Insiste-se neste aspeto. Não pode permitir-se, num Estado de Direito Democrático, que cada um, per se, se arrogue da prerrogativa de interpretar o que é o interesse público saúde pública e determinar o que é melhor para a sua prossecução; as empresas e os demais empregadores no País não podem pretender tratar os dados de saúde dos seus trabalhadores com o argumento de que é necessário para garantir a saúde pública, só porque, nos termos do RGPD e da lei nacional, o interesse na gestão e organização da sua atividade não é, por si só, suficiente para conhecer e analisar os dados de saúde dos seus trabalhadores. Num Estado de Direito Democrático, cabe às entidades administrativas a atribuição específica de prosseguir os interesses públicos e, no exercício dessa função, com poderes de orientação dos comportamentos dos cidadãos e das empresas em termos de coordenar a resposta e encontrar o meio mais adequado para alcançar os interesses atribuídos, em especial quanto a avaliação de tais medidas pressupõe conhecimentos científicos e técnicos de que aquelas entidades dispõem, ao contrário da generalidade dos cidadãos, sejam eles empregadores ou não. Por outras palavras, cabe à Direção-Geral de Saúde, enquanto autoridade nacional de saúde, orientar os cidadãos e as empresas quanto ao caminho a seguir na resolução da presente situação pandémica. E a Direção-Geral de Saúde tem insistido, nas diferentes orientações emitidas nos últimos meses, e com esforço de atualização, no processo de automonitorização dos trabalhadores (5).
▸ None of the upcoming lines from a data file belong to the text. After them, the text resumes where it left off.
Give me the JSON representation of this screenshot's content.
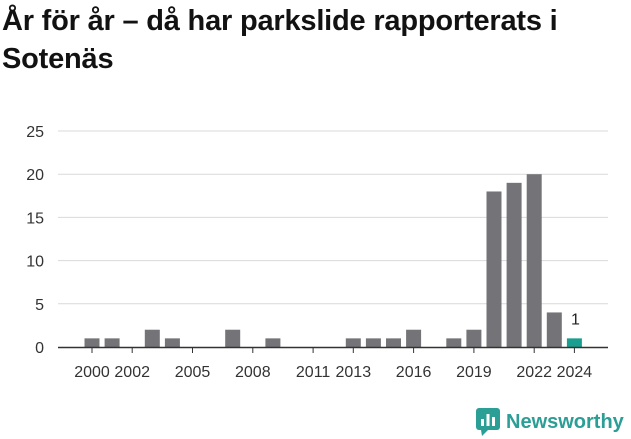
{
  "title": "År för år – då har parkslide rapporterats i Sotenäs",
  "brand": {
    "name": "Newsworthy",
    "color": "#2b9e96",
    "icon": "newsworthy-chart-bubble-icon"
  },
  "colors": {
    "bar": "#747378",
    "highlight": "#1a9e8f",
    "grid": "#d9d9d9",
    "axis": "#333333"
  },
  "chart_data": {
    "type": "bar",
    "title": "År för år – då har parkslide rapporterats i Sotenäs",
    "xlabel": "",
    "ylabel": "",
    "ylim": [
      0,
      25
    ],
    "yticks": [
      0,
      5,
      10,
      15,
      20,
      25
    ],
    "categories": [
      2000,
      2001,
      2002,
      2003,
      2004,
      2005,
      2006,
      2007,
      2008,
      2009,
      2010,
      2011,
      2012,
      2013,
      2014,
      2015,
      2016,
      2017,
      2018,
      2019,
      2020,
      2021,
      2022,
      2023,
      2024
    ],
    "values": [
      1,
      1,
      0,
      2,
      1,
      0,
      0,
      2,
      0,
      1,
      0,
      0,
      0,
      1,
      1,
      1,
      2,
      0,
      1,
      2,
      18,
      19,
      20,
      4,
      1
    ],
    "xtick_labels": [
      "2000",
      "2002",
      "2005",
      "2008",
      "2011",
      "2013",
      "2016",
      "2019",
      "2022",
      "2024"
    ],
    "highlight": {
      "category": 2024,
      "label": "1"
    },
    "grid": true,
    "legend": "none"
  }
}
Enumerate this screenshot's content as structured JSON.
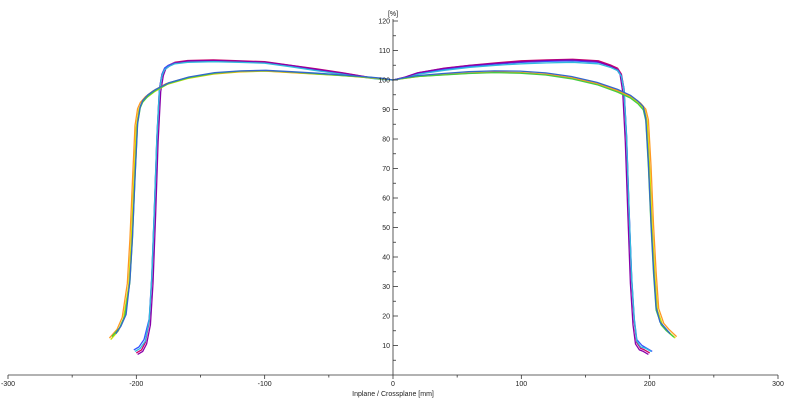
{
  "chart_data": {
    "type": "line",
    "title": "",
    "xlabel": "Inplane / Crossplane [mm]",
    "ylabel": "[%]",
    "xlim": [
      -300,
      300
    ],
    "ylim": [
      0,
      120
    ],
    "x_ticks": [
      -300,
      -200,
      -100,
      0,
      100,
      200,
      300
    ],
    "y_ticks": [
      10,
      20,
      30,
      40,
      50,
      60,
      70,
      80,
      90,
      100,
      110,
      120
    ],
    "grid": false,
    "series": [
      {
        "color": "#cc0066",
        "x": [
          -200,
          -196,
          -193,
          -190,
          -188,
          -186,
          -184,
          -182,
          -180,
          -178,
          -175,
          -170,
          -160,
          -140,
          -120,
          -100,
          -80,
          -60,
          -40,
          -20,
          -10,
          0,
          10,
          20,
          40,
          60,
          80,
          100,
          120,
          140,
          160,
          170,
          175,
          178,
          180,
          182,
          184,
          186,
          188,
          190,
          193,
          196,
          200
        ],
        "y": [
          7.5,
          8.5,
          11,
          18,
          32,
          55,
          80,
          97,
          102,
          104,
          105,
          106,
          106.6,
          106.8,
          106.5,
          106.2,
          105,
          103.8,
          102.5,
          101,
          100.5,
          100,
          101,
          102.5,
          104,
          105,
          105.8,
          106.5,
          106.8,
          107,
          106.5,
          105,
          104,
          102,
          97,
          80,
          55,
          32,
          18,
          11,
          9,
          8.5,
          7.5
        ]
      },
      {
        "color": "#3355ff",
        "x": [
          -202,
          -198,
          -194,
          -190,
          -188,
          -186,
          -184,
          -182,
          -180,
          -178,
          -175,
          -170,
          -160,
          -140,
          -120,
          -100,
          -80,
          -60,
          -40,
          -20,
          -10,
          0,
          10,
          20,
          40,
          60,
          80,
          100,
          120,
          140,
          160,
          170,
          175,
          178,
          180,
          182,
          184,
          186,
          188,
          190,
          194,
          198,
          202
        ],
        "y": [
          8.5,
          9.5,
          12,
          19,
          33,
          56,
          81,
          97,
          102,
          104,
          105,
          105.8,
          106.3,
          106.5,
          106.3,
          106,
          104.8,
          103.5,
          102.2,
          100.8,
          100.3,
          100,
          100.8,
          102.2,
          103.6,
          104.6,
          105.4,
          106,
          106.3,
          106.5,
          106,
          104.6,
          103.5,
          101.5,
          97,
          81,
          56,
          33,
          19,
          12,
          10,
          9,
          8
        ]
      },
      {
        "color": "#8800aa",
        "x": [
          -199,
          -195,
          -192,
          -189,
          -187,
          -185,
          -183,
          -181,
          -179,
          -177,
          -174,
          -169,
          -159,
          -139,
          -119,
          -99,
          -79,
          -59,
          -39,
          -19,
          -9,
          0,
          9,
          19,
          39,
          59,
          79,
          99,
          119,
          139,
          159,
          169,
          174,
          177,
          179,
          181,
          183,
          185,
          187,
          189,
          192,
          195,
          199
        ],
        "y": [
          7,
          8,
          10.5,
          17,
          31,
          54,
          79,
          96,
          101.5,
          103.8,
          104.8,
          105.8,
          106.5,
          106.6,
          106.3,
          106,
          104.9,
          103.6,
          102.3,
          100.9,
          100.4,
          100,
          100.9,
          102.4,
          103.9,
          104.9,
          105.6,
          106.2,
          106.6,
          106.8,
          106.3,
          104.8,
          103.8,
          101.8,
          96,
          79,
          54,
          31,
          17,
          10.5,
          8.5,
          8,
          7
        ]
      },
      {
        "color": "#33bbdd",
        "x": [
          -201,
          -197,
          -193,
          -190,
          -188,
          -186,
          -184,
          -182,
          -180,
          -178,
          -175,
          -170,
          -160,
          -140,
          -120,
          -100,
          -80,
          -60,
          -40,
          -20,
          -10,
          0,
          10,
          20,
          40,
          60,
          80,
          100,
          120,
          140,
          160,
          170,
          175,
          178,
          180,
          182,
          184,
          186,
          188,
          190,
          193,
          197,
          201
        ],
        "y": [
          8,
          9,
          11.5,
          18.5,
          32.5,
          55.5,
          80.5,
          96.5,
          101.5,
          103.5,
          104.5,
          105.5,
          106,
          106.2,
          106,
          105.7,
          104.5,
          103.2,
          102,
          100.7,
          100.2,
          100,
          100.7,
          102,
          103.3,
          104.3,
          105,
          105.5,
          105.8,
          106,
          105.5,
          104.2,
          103.2,
          101.2,
          96.5,
          80.5,
          55.5,
          32.5,
          18.5,
          11.5,
          9.5,
          9,
          8
        ]
      },
      {
        "color": "#ccdd00",
        "x": [
          -220,
          -214,
          -210,
          -206,
          -204,
          -202,
          -200,
          -198,
          -196,
          -192,
          -186,
          -176,
          -160,
          -140,
          -120,
          -100,
          -80,
          -60,
          -40,
          -20,
          -10,
          0,
          10,
          20,
          40,
          60,
          80,
          100,
          120,
          140,
          160,
          176,
          186,
          192,
          196,
          198,
          200,
          202,
          204,
          206,
          210,
          214,
          220
        ],
        "y": [
          12,
          15,
          19,
          30,
          45,
          65,
          84,
          90,
          92,
          94,
          96,
          98.5,
          100.5,
          102,
          102.7,
          103,
          102.5,
          102,
          101.5,
          100.8,
          100.4,
          100,
          100.6,
          101.2,
          101.8,
          102.3,
          102.6,
          102.4,
          101.8,
          100.5,
          98.5,
          96,
          94,
          92,
          90,
          86,
          70,
          50,
          34,
          22,
          17,
          15,
          12.5
        ]
      },
      {
        "color": "#ff9922",
        "x": [
          -221,
          -215,
          -211,
          -207,
          -205,
          -203,
          -201,
          -199,
          -197,
          -193,
          -187,
          -177,
          -161,
          -141,
          -121,
          -101,
          -81,
          -61,
          -41,
          -21,
          -11,
          0,
          11,
          21,
          41,
          61,
          81,
          101,
          121,
          141,
          161,
          177,
          187,
          193,
          197,
          199,
          201,
          203,
          205,
          207,
          211,
          215,
          221
        ],
        "y": [
          12.5,
          15.5,
          19.5,
          31,
          46,
          66,
          84.5,
          90.3,
          92.3,
          94.3,
          96.3,
          98.7,
          100.7,
          102.1,
          102.8,
          103.1,
          102.6,
          102.1,
          101.6,
          100.9,
          100.5,
          100,
          100.7,
          101.3,
          101.9,
          102.4,
          102.7,
          102.5,
          101.9,
          100.6,
          98.6,
          96.1,
          94.1,
          92.1,
          90.1,
          86.5,
          71,
          51,
          35,
          22.5,
          17.5,
          15.5,
          13
        ]
      },
      {
        "color": "#44cc44",
        "x": [
          -219,
          -213,
          -209,
          -205,
          -203,
          -201,
          -199,
          -197,
          -195,
          -191,
          -185,
          -175,
          -159,
          -139,
          -119,
          -99,
          -79,
          -59,
          -39,
          -19,
          -9,
          0,
          9,
          19,
          39,
          59,
          79,
          99,
          119,
          139,
          159,
          175,
          185,
          191,
          195,
          197,
          199,
          201,
          203,
          205,
          209,
          213,
          219
        ],
        "y": [
          13,
          16,
          20,
          31.5,
          46.5,
          66.5,
          85,
          90.5,
          92.5,
          94.5,
          96.5,
          98.8,
          100.8,
          102.3,
          103,
          103.2,
          102.7,
          102.1,
          101.5,
          100.9,
          100.5,
          100,
          100.6,
          101.2,
          101.7,
          102.2,
          102.5,
          102.3,
          101.7,
          100.4,
          98.4,
          95.9,
          93.9,
          91.9,
          89.9,
          86.2,
          70.5,
          50.5,
          34.5,
          22,
          17,
          15,
          12.8
        ]
      },
      {
        "color": "#3366cc",
        "x": [
          -216,
          -212,
          -208,
          -205,
          -203,
          -201,
          -199,
          -197,
          -195,
          -191,
          -185,
          -175,
          -159,
          -139,
          -119,
          -99,
          -79,
          -59,
          -39,
          -19,
          -9,
          0,
          9,
          19,
          39,
          59,
          79,
          99,
          119,
          139,
          159,
          175,
          185,
          191,
          195,
          197,
          199,
          201,
          203,
          205,
          208,
          212,
          216
        ],
        "y": [
          14,
          16.5,
          20.5,
          32,
          47,
          67,
          85.5,
          91,
          93,
          95,
          96.8,
          99,
          101,
          102.5,
          103.1,
          103.3,
          102.8,
          102.3,
          101.7,
          101,
          100.6,
          100,
          100.8,
          101.5,
          102.2,
          102.8,
          103.1,
          103,
          102.4,
          101.2,
          99.2,
          96.8,
          94.8,
          92.8,
          91,
          87,
          72,
          52,
          36,
          23,
          18,
          16,
          14
        ]
      }
    ]
  }
}
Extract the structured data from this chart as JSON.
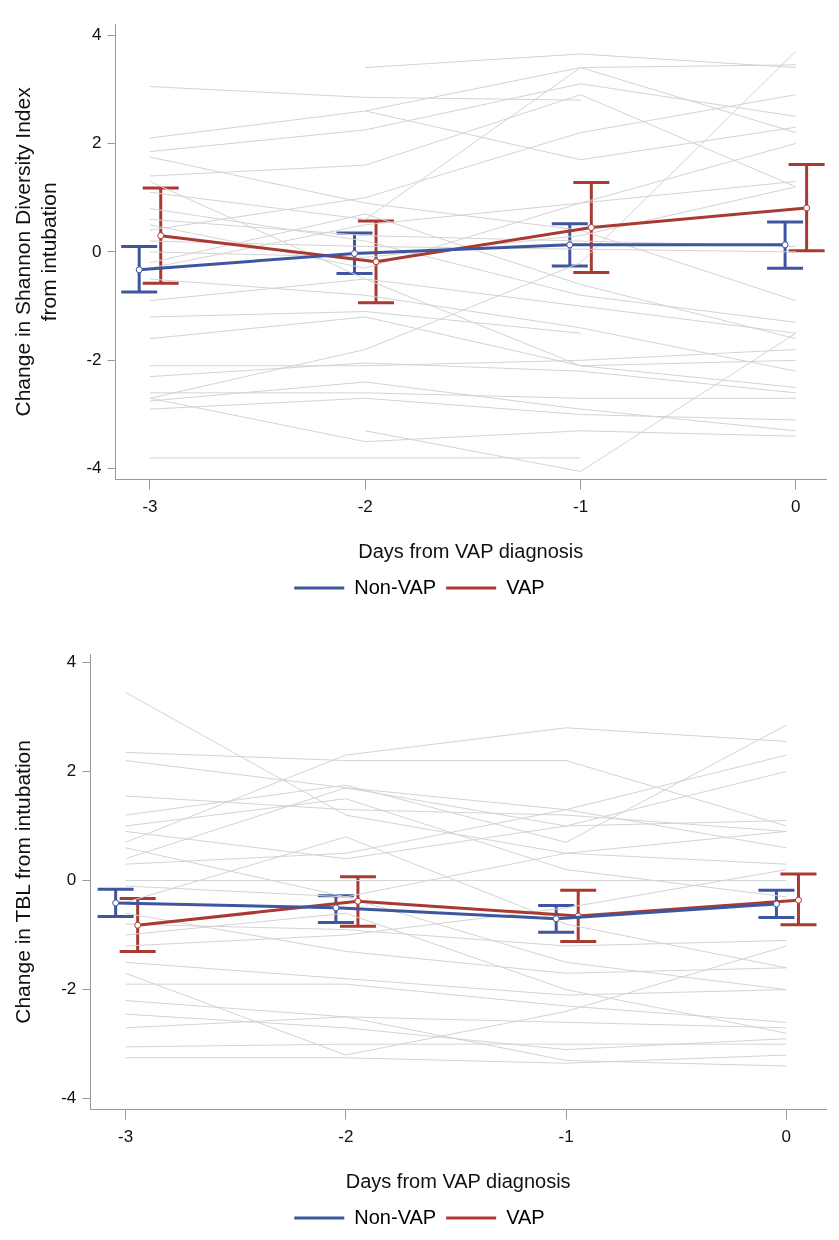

Não se percebe, por isso, como se pode pretender fazer remontar o tratamento de dados pessoais de saúde dos trabalhadores a um interesse público importante ou ao interesse de saúde pública, numa suposta determinação por cada um (numa lógica do “cada um por si”) do que é melhor para esse interesse, sem que estejamos habilitados, no plano científico e técnico para fazer tal avaliação.
Uma última hipótese é por alguns equacionada: o tratamento ser «necessário para proteger os interesses vitais do titular dos dados ou de outra pessoa singular». Esta hipótese, prevista na alínea c) do n.º 1 do artigo 9.º do RGPD, para além de, como todas as outras acima analisadas, exigir a demonstração da necessidade do tratamento – ponto a que se tornará –, exige ainda que o titular dos dados esteja física ou legalmente incapacitado de dar o seu consentimento. É evidente, pelo apertado contorno dos pressupostos legais desta disposição, que a mesma só poder ser aplicada excecionalmente, quando não apenas se demonstre a imprescindibilidade do tratamento para salvar vidas humanas, como também se comprove a incapacidade física ou legal do titular dos dados para manifestar a sua vontade. Esta norma, tipicamente reservada para as situações de tratamento de dados de saúde em situações de inconsciência ou falta de capacidade de iscernimento dos titulares de dados, não tem obviamente aplicação neste contexto.
As demais situações previstas no n.º 2 do artigo 9.º do RGPD não têm, de todo, aplicabilidade à recolha de dados de saúde dos trabalhadores pelas entidades empregadoras.
Após a apreciação dos fundamentos de licitude que concretamente têm sido equacionados no quadro da questão em apreço, importa ainda analisar um aspeto de regime essencial à resposta à questão colocada pelo Senhor Deputado Requerente, e aqui já aflorado. Tem-se em vista a necessidade do tratamento de dados de saúde pela entidade empregadora e, especificamente, a recolha do dado temperatura corporal para impedir a criação de cadeias de contágio.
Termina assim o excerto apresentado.